Por thiago.antunes

Rio - Em meio às denúncias de envolvimento do PT no esquema de corrupção da Petrobras, o ex-presidente Luiz Inácio Lula da Silva afirmou que “a quarta vitória eleitoral consecutiva do partido despertou os mais baixos instintos dos nossos adversários”. Antes do início da festa para comemorar os 35 anos da legenda, Lula defendeu o tesoureiro nacional, João Vaccari Neto, para os dirigentes reunidos no encontro do Diretório Nacional do PT, em Belo Horizonte.

“Na dúvida, fique com o companheiro”, disse Lula, orientando os petistas. O ex-presidente classificou o depoimento coercitivo de Vaccari à Polícia Federal como “repugnante”. E pediu aos militantes para não vacilarem na defesa do partido e do tesoureiro. “Se ficarmos quietos, a sentença já está dada. O PT vai ter que voltar para luta. Não podemos permitir que quem não tem moral, venha dar moral na gente”, afirmou. A presidenta Dilma Rousseff também participou do encontro.

Um dia depois de depor na Polícia Federal, Vaccari foi aplaudido durante encontro do PT, em Belo Horizonte Efe

Em representação protocolada na Operação Lava Jato, o Ministério Público Federal afirmou que o tesoureiro Vaccari “foi responsável por operacionalizar o repasse de propinas ao Partido dos Trabalhadores, decorrentes de contratos firmados no âmbito da Petrobras”. Segundo os procuradores, Vaccari integrou um grupo de onze “operadores financeiros” que “movimentaram em seu nome e lavaram centenas de milhões de reais em detrimento da Petrobras”.

Foi a partir desse documento que o Ministério Público Federal e a Polícia Federal conseguiram ordem judicial para desencadear anteontem a nona fase da Lava Jato, denominada My Way. O principal depoimento envolvendo Vaccari foi dado por Pedro Barusco, ex-gerente de Engenharia da Petrobras. O doleiro Alberto Youssef e Paulo Roberto Costa, ex-diretor da estatal, também disseram que Vaccari “era o operador responsável por viabilizar, no interesse do PT, o repasse de propinas decorrentes de contratos firmados pela Petrobras”.

‘Petrolão’ começou no governo FHC, diz Barusco

Além de ter estimado que o PT recebeu, entre 2003 e 2013, de US$ 150 milhões a US$ 200 milhões em propina, o ex-gerente de Serviços da Petrobras Pedro Barusco revelou que o esquema de corrupção na estatal começou no governo de Fernando Henrique Cardoso. Em depoimento no dia 21 de novembro do ano passado, ele disse ter recebido propinas em troca da aprovação de contratos desde 1997 ou 1998.

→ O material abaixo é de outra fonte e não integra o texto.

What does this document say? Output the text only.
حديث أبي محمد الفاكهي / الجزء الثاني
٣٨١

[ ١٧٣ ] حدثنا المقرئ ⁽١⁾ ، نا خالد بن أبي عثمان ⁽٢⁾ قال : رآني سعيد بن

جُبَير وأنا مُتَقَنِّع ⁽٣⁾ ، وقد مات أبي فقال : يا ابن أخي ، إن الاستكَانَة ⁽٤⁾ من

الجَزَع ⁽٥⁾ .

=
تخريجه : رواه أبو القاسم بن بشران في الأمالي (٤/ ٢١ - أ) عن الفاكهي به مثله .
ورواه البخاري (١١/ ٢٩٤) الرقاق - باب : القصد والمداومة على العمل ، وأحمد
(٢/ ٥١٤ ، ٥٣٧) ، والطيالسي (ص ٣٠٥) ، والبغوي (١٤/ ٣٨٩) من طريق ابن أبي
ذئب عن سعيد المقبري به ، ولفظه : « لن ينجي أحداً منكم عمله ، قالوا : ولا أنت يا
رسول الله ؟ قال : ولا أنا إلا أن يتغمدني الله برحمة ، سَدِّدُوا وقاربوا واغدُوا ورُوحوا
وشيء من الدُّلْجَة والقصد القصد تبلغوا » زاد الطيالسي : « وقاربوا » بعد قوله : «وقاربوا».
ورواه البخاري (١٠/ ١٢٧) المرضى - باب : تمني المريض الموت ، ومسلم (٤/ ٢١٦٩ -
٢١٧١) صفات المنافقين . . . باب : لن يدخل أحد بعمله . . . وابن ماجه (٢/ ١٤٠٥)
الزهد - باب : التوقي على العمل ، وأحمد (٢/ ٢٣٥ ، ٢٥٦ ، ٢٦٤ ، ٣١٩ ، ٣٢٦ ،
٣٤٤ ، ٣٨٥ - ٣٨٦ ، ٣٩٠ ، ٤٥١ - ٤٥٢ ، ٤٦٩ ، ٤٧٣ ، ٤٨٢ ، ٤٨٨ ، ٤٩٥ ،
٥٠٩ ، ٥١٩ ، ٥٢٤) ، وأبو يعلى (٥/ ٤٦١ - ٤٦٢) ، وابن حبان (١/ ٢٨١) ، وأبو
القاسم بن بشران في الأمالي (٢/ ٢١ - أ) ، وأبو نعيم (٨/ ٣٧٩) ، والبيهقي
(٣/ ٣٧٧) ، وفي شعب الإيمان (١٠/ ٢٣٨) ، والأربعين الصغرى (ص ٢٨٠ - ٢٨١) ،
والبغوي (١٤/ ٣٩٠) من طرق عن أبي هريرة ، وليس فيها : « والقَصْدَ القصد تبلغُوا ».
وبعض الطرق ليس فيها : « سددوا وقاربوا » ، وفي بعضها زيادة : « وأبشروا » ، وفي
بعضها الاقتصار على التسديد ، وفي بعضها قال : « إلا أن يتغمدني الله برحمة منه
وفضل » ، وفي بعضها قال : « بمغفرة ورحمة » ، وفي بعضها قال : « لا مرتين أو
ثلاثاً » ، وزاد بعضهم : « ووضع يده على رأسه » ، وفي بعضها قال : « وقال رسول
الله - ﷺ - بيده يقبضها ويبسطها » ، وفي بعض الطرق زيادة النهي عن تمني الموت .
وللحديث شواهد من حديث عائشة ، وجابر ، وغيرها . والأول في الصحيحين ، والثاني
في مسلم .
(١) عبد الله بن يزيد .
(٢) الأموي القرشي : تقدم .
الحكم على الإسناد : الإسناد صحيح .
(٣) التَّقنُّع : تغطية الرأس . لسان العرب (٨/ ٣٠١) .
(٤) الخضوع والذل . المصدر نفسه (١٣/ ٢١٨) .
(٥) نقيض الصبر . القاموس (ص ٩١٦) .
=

Ontem, na reunião do Diretório Nacional do PT, em Belo Horizonte, Vaccari desqualificou o depoimento de Barusco. “Ele (Barusco) só fala de mim”, disse o tesoureiro, ao argumentar que só está no cargo de tesoureiro do PT desde 2010, enquanto o próprio ex-gerente declarou que vem recebendo propina desde a década de 90. Barusco apontou Vaccari como responsável por arrecadar US$ 50 milhões de propina para o PT. No encontro petista, Vaccari foi aplaudido pelos militantes e dirigentes da sigla.

No depoimento à Polícia Federal sob o acordo de delação premiada, Barusco explicou que o primeiro pagamento de propina que participou foi em relação a dois contratos firmado com a empresa holandesa SBM, em 1997 ou 1998.

O ex-gerente da estatal disse que foi envolvido no esquema porque os contratos exigiam sua participação técnica, já que ele era o coordenador da área e ocupava o cargo de gerente de Tecnologia de Instalações da Diretoria de Exploração e Produção. Após a formalização do primeiro contrato, o pagamento de propinas virou rotina uma vez que “esses contratos eram de longa duração e, desse modo, o pagamento das propinas também perdurou por longos anos”.